I tried both the on-demand implementation and non-ondemand implementation. This uses the same atom string cache optimization that JSON.parse uses.

benchmark time (avg) (min … max) p75 p99 p995
------------------------------------------------------------------------------ -----------------------------
• small object
------------------------------------------------------------------------------ -----------------------------
JSON.parse 656.38 ns/iter (621.56 ns … 788.83 ns) 665.85 ns 788.83 ns 788.83 ns
JSON.parse (SIMDJSON on-demand buffer) 743.61 ns/iter (720.6 ns … 833.83 ns) 745.12 ns 833.83 ns 833.83 ns

summary for small object
JSON.parse
1.13x faster than JSON.parse (SIMDJSON on-demand buffer)

• Array(4096) of true
------------------------------------------------------------------------------ -----------------------------
JSON.parse 45.42 µs/iter (42.79 µs … 1.91 ms) 44.79 µs 52.71 µs 56.54 µs
JSON.parse (SIMDJSON on-demand buffer) 38.65 µs/iter (35.33 µs … 1.44 ms) 38.58 µs 45.38 µs 50.17 µs

summary for Array(4096) of true
JSON.parse (SIMDJSON on-demand buffer)
1.18x faster than JSON.parse

• Array(4096) of 1234.567
------------------------------------------------------------------------------ -----------------------------
JSON.parse 100.79 µs/iter (96.42 µs … 962.79 µs) 100.08 µs 111.5 µs 115.38 µs
JSON.parse (SIMDJSON on-demand buffer) 62.12 µs/iter (58.13 µs … 751.96 µs) 62.75 µs 71.21 µs 75.96 µs

summary for Array(4096) of 1234.567
JSON.parse (SIMDJSON on-demand buffer)
1.62x faster than JSON.parse

• Array(4096) of 'hello'
------------------------------------------------------------------------------ -----------------------------
JSON.parse 142.44 µs/iter (132.75 µs … 1.38 ms) 141.33 µs 159.42 µs 169.54 µs
JSON.parse (SIMDJSON on-demand buffer) 196.67 µs/iter (130.54 µs … 1.9 ms) 203.5 µs 234.5 µs 407.46 µs

summary for Array(4096) of 'hello'
JSON.parse
1.38x faster than JSON.parse (SIMDJSON on-demand buffer)

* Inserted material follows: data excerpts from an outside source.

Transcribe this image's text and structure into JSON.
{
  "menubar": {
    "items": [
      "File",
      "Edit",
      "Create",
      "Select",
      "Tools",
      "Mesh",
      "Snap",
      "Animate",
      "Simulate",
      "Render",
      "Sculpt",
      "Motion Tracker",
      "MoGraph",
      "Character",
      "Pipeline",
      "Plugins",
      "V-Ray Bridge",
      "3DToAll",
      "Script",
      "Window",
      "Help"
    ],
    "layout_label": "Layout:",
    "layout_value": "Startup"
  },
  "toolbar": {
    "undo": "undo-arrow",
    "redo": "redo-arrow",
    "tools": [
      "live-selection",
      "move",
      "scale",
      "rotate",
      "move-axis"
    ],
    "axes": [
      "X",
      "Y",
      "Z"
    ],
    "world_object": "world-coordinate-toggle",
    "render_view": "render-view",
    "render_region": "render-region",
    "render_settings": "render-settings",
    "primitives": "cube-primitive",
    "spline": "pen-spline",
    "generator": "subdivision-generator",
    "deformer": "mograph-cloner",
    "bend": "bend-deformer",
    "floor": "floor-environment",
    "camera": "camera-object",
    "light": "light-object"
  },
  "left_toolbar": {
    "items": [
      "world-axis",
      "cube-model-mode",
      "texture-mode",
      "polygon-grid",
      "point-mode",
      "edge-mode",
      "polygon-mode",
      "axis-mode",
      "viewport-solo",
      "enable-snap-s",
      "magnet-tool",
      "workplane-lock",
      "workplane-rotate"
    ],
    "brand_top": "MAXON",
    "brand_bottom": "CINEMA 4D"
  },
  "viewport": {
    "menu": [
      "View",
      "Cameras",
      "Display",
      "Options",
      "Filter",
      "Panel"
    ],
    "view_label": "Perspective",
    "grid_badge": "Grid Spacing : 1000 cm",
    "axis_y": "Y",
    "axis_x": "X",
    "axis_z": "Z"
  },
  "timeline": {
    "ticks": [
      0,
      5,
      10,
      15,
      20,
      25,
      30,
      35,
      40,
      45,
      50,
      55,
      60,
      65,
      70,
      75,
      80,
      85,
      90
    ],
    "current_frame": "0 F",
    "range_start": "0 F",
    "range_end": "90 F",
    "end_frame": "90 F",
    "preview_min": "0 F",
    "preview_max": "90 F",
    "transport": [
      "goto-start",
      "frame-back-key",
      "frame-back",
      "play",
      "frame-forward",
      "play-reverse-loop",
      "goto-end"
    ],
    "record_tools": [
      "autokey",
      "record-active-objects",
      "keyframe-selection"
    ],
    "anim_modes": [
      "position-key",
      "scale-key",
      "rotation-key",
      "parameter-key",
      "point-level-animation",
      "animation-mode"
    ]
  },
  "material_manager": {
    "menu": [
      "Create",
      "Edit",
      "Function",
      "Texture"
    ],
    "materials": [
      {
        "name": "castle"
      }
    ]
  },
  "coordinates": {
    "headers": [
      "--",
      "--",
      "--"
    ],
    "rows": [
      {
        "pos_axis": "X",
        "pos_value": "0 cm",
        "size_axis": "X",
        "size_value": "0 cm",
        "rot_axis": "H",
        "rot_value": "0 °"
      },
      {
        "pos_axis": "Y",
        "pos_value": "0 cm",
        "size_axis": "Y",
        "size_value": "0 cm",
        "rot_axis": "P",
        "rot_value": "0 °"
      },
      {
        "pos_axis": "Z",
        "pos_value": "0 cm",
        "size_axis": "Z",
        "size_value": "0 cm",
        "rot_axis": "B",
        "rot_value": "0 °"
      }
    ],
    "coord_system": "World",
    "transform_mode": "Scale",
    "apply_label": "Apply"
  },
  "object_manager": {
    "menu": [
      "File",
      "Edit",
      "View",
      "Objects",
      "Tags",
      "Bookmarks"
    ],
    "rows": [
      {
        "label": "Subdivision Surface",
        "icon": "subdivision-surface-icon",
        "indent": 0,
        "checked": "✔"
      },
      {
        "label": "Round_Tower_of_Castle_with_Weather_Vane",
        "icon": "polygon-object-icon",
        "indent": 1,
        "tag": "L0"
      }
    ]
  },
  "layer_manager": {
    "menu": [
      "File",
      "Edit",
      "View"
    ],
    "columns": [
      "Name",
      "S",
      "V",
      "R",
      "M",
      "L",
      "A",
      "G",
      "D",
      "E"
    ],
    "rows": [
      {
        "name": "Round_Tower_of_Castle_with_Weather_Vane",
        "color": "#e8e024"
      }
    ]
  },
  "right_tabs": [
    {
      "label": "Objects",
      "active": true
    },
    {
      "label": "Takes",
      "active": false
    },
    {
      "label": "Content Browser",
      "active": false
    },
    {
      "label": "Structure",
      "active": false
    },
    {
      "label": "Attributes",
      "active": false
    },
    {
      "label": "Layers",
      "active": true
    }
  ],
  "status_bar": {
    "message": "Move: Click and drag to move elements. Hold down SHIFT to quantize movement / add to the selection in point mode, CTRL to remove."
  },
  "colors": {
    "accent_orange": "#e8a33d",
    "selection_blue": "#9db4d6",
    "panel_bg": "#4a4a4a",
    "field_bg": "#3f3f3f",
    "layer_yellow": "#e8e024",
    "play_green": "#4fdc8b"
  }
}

• Array(4096) of 'hello'.repeat(1024)
------------------------------------------------------------------------------ -----------------------------
JSON.parse 9.8 ms/iter (9.07 ms … 11.26 ms) 10.19 ms 11.26 ms 11.26 ms
JSON.parse (SIMDJSON on-demand buffer) 6.39 ms/iter (5.9 ms … 9 ms) 6.74 ms 9 ms 9 ms

summary for Array(4096) of 'hello'.repeat(1024)
JSON.parse (SIMDJSON on-demand buffer)
1.53x faster than JSON.parse

• Array(4096) of {a: 123, b: 456}
------------------------------------------------------------------------------ -----------------------------
JSON.parse 310.68 µs/iter (297.96 µs … 1.14 ms) 308.25 µs 386.33 µs 752.25 µs
JSON.parse (SIMDJSON on-demand buffer) 413.16 µs/iter (398.67 µs … 1.13 ms) 411.88 µs 474.38 µs 717.29 µs

summary for Array(4096) of {a: 123, b: 456}
JSON.parse
1.33x faster than JSON.parse (SIMDJSON on-demand buffer)
Benchmark: ```js import { bench, group, run } from "mitata"; function load(obj) { const asStr = JSON.stringify(obj); const buffer = Buffer.from(asStr); bench("JSON.parse", () => { return JSON.parse(asStr); }); bench("JSON.parse (SIMDJSON on-demand buffer)", () => { return buffer.json(); }); } group("small object", () => { var obj = { a: 1, b: 2, c: null, false: false, true: true, null: null, foo: "bar", arr: [1, 2, 3], h: { a: 1, }, i: { a: 1, }, j: {}, // 100 more keys k: {}, }; load(obj); }); group("Array(4096) of true", () => { var obj = Array(4096); obj.length = 4096; obj.fill(true); load(obj); }); group("Array(4096) of 1234.567", () => { var obj = Array(4096); obj.length = 4096; obj.fill(1234.567); load(obj); }); group("Array(4096) of 'hello'", () => { var obj = Array(4096); obj.length = 4096; obj.fill("hello"); load(obj); }); group("Array(4096) of 'hello'.repeat(1024)", () => { var obj = Array(4096); obj.length = 4096; obj.fill("hello".repeat(1024)); load(obj); }); group("Array(4096) of {a: 123, b: 456}", () => { var obj = Array(4096); obj.length = 4096; obj.fill({ a: 123, b: 456 }); load(obj); }); run(); ```

Code: https://github.com/oven-sh/bun/commit/84a9fac3158c0b90151c4a154c94d89ac90aa11c

lemire commented 1 year ago

Ping me if you think I can help.

valstu commented 3 months ago

This would be great feature, manipulating big files (especially json) with node.js can get quite tricky.